一圓光彌「医療保険における戦後の成果と21世紀の課題」
日本における医療保障の制度は、ヨーロッパの国々と同様、誰もが必要な医療をわずかな患者負担で受けることができるものので、医療保障率は8割弱と高い水準を保ち、なおかつ国内総生産にしめる総医療費の割合は7.4%と比較的低位を保っている。日本のこの普遍的な医療保障の仕組みは、皆保険と呼ばれている。
抜本的な改革は出来ていないのが現状である。その中で見直していくことと引き継ぐことを確認する必要がある。
- 引き継ぐべき医療制度の成果として、皆保険の意味を考え、また平等な医療サービスの保障は必要である。アメリカが普遍的な医療保障制度を設けようとしてそれが出来なかった長い歴史を考えると、日本の皆保険を戦後の大切な遺産として引き継ぐことが重要である。そのためには、受信時の患者負担を引き上げないこと。医療保険で認められる診療内容を制限しないことを固持していくことが重要。
- 医療費の適正。医科大学の抑制による医師のコントロールも必要であるが、ここで問題になるのは包括的な医療費の規模のコントロールを指す。医療費を抑制するには費用負担を引き上げると良いが、それは根本的な意味において何ら解決に結びつかない。
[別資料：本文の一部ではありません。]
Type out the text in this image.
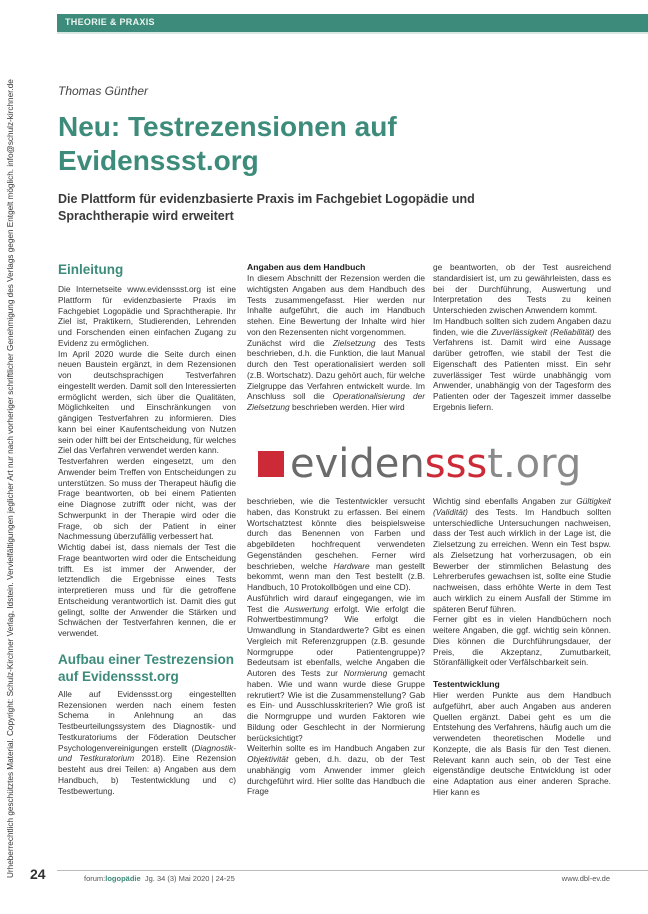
Urheberrechtlich geschütztes Material. Copyright: Schulz-Kirchner Verlag, Idstein. Vervielfältigungen jeglicher Art nur nach vorheriger schriftlicher Genehmigung des Verlags gegen Entgelt möglich. info@schulz-kirchner.de
THEORIE & PRAXIS
Thomas Günther
Neu: Testrezensionen auf Evidenssst.org

Die Plattform für evidenzbasierte Praxis im Fachgebiet Logopädie und Sprachtherapie wird erweitert

Einleitung

Die Internetseite www.evidenssst.org ist eine Plattform für evidenzbasierte Praxis im Fachgebiet Logopädie und Sprachtherapie. Ihr Ziel ist, Praktikern, Studierenden, Lehrenden und Forschenden einen einfachen Zugang zu Evidenz zu ermöglichen.

Im April 2020 wurde die Seite durch einen neuen Baustein ergänzt, in dem Rezensionen von deutschsprachigen Testverfahren eingestellt werden. Damit soll den Interessierten ermöglicht werden, sich über die Qualitäten, Möglichkeiten und Einschränkungen von gängigen Testverfahren zu informieren. Dies kann bei einer Kaufentscheidung von Nutzen sein oder hilft bei der Entscheidung, für welches Ziel das Verfahren verwendet werden kann.

Testverfahren werden eingesetzt, um den Anwender beim Treffen von Entscheidungen zu unterstützen. So muss der Therapeut häufig die Frage beantworten, ob bei einem Patienten eine Diagnose zutrifft oder nicht, was der Schwerpunkt in der Therapie wird oder die Frage, ob sich der Patient in einer Nachmessung überzufällig verbessert hat.

Wichtig dabei ist, dass niemals der Test die Frage beantworten wird oder die Entscheidung trifft. Es ist immer der Anwender, der letztendlich die Ergebnisse eines Tests interpretieren muss und für die getroffene Entscheidung verantwortlich ist. Damit dies gut gelingt, sollte der Anwender die Stärken und Schwächen der Testverfahren kennen, die er verwendet.

Aufbau einer Testrezension auf Evidenssst.org

Alle auf Evidenssst.org eingestellten Rezensionen werden nach einem festen Schema in Anlehnung an das Testbeurteilungssystem des Diagnostik- und Testkuratoriums der Föderation Deutscher Psychologenvereinigungen erstellt (Diagnostik- und Testkuratorium 2018). Eine Rezension besteht aus drei Teilen: a) Angaben aus dem Handbuch, b) Testentwicklung und c) Testbewertung.

Angaben aus dem Handbuch

In diesem Abschnitt der Rezension werden die wichtigsten Angaben aus dem Handbuch des Tests zusammengefasst. Hier werden nur Inhalte aufgeführt, die auch im Handbuch stehen. Eine Bewertung der Inhalte wird hier von den Rezensenten nicht vorgenommen.

Zunächst wird die Zielsetzung des Tests beschrieben, d.h. die Funktion, die laut Manual durch den Test operationalisiert werden soll (z.B. Wortschatz). Dazu gehört auch, für welche Zielgruppe das Verfahren entwickelt wurde. Im Anschluss soll die Operationalisierung der Zielsetzung beschrieben werden. Hier wird

ge beantworten, ob der Test ausreichend standardisiert ist, um zu gewährleisten, dass es bei der Durchführung, Auswertung und Interpretation des Tests zu keinen Unterschieden zwischen Anwendern kommt.

Im Handbuch sollten sich zudem Angaben dazu finden, wie die Zuverlässigkeit (Reliabilität) des Verfahrens ist. Damit wird eine Aussage darüber getroffen, wie stabil der Test die Eigenschaft des Patienten misst. Ein sehr zuverlässiger Test würde unabhängig vom Anwender, unabhängig von der Tagesform des Patienten oder der Tageszeit immer dasselbe Ergebnis liefern.

evidenssst.org

beschrieben, wie die Testentwickler versucht haben, das Konstrukt zu erfassen. Bei einem Wortschatztest könnte dies beispielsweise durch das Benennen von Farben und abgebildeten hochfrequent verwendeten Gegenständen geschehen. Ferner wird beschrieben, welche Hardware man gestellt bekommt, wenn man den Test bestellt (z.B. Handbuch, 10 Protokollbögen und eine CD).

Ausführlich wird darauf eingegangen, wie im Test die Auswertung erfolgt. Wie erfolgt die Rohwertbestimmung? Wie erfolgt die Umwandlung in Standardwerte? Gibt es einen Vergleich mit Referenzgruppen (z.B. gesunde Normgruppe oder Patientengruppe)? Bedeutsam ist ebenfalls, welche Angaben die Autoren des Tests zur Normierung gemacht haben. Wie und wann wurde diese Gruppe rekrutiert? Wie ist die Zusammenstellung? Gab es Ein- und Ausschlusskriterien? Wie groß ist die Normgruppe und wurden Faktoren wie Bildung oder Geschlecht in der Normierung berücksichtigt?

Weiterhin sollte es im Handbuch Angaben zur Objektivität geben, d.h. dazu, ob der Test unabhängig vom Anwender immer gleich durchgeführt wird. Hier sollte das Handbuch die Frage

Wichtig sind ebenfalls Angaben zur Gültigkeit (Validität) des Tests. Im Handbuch sollten unterschiedliche Untersuchungen nachweisen, dass der Test auch wirklich in der Lage ist, die Zielsetzung zu erreichen. Wenn ein Test bspw. als Zielsetzung hat vorherzusagen, ob ein Bewerber der stimmlichen Belastung des Lehrerberufes gewachsen ist, sollte eine Studie nachweisen, dass erhöhte Werte in dem Test auch wirklich zu einem Ausfall der Stimme im späteren Beruf führen.

Ferner gibt es in vielen Handbüchern noch weitere Angaben, die ggf. wichtig sein können. Dies können die Durchführungsdauer, der Preis, die Akzeptanz, Zumutbarkeit, Störanfälligkeit oder Verfälschbarkeit sein.

Testentwicklung

Hier werden Punkte aus dem Handbuch aufgeführt, aber auch Angaben aus anderen Quellen ergänzt. Dabei geht es um die Entstehung des Verfahrens, häufig auch um die verwendeten theoretischen Modelle und Konzepte, die als Basis für den Test dienen. Relevant kann auch sein, ob der Test eine eigenständige deutsche Entwicklung ist oder eine Adaptation aus einer anderen Sprache. Hier kann es

24	forum:logopädie Jg. 34 (3) Mai 2020 | 24-25	www.dbl-ev.de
- 透明性と信頼性の確保。これはインフォームドコンセントやEBM(根拠に基づく医療)の推進を指す。4.分権化と保険者の役割。
- 個人参加の制度による財源確保。これは多様化する社会構造において、従来のように一部の低所得高齢者世帯を前提に、高齢者世帯全体を特別に優遇する仕組みとなっている。しかし、若者の高い失業率や雇用の流動化によって若者と高齢者の逆転現象も起こっている。こうした事を踏まえて一元化されたものではなく、年齢や給付水準に格差を付けていくことが望まれる。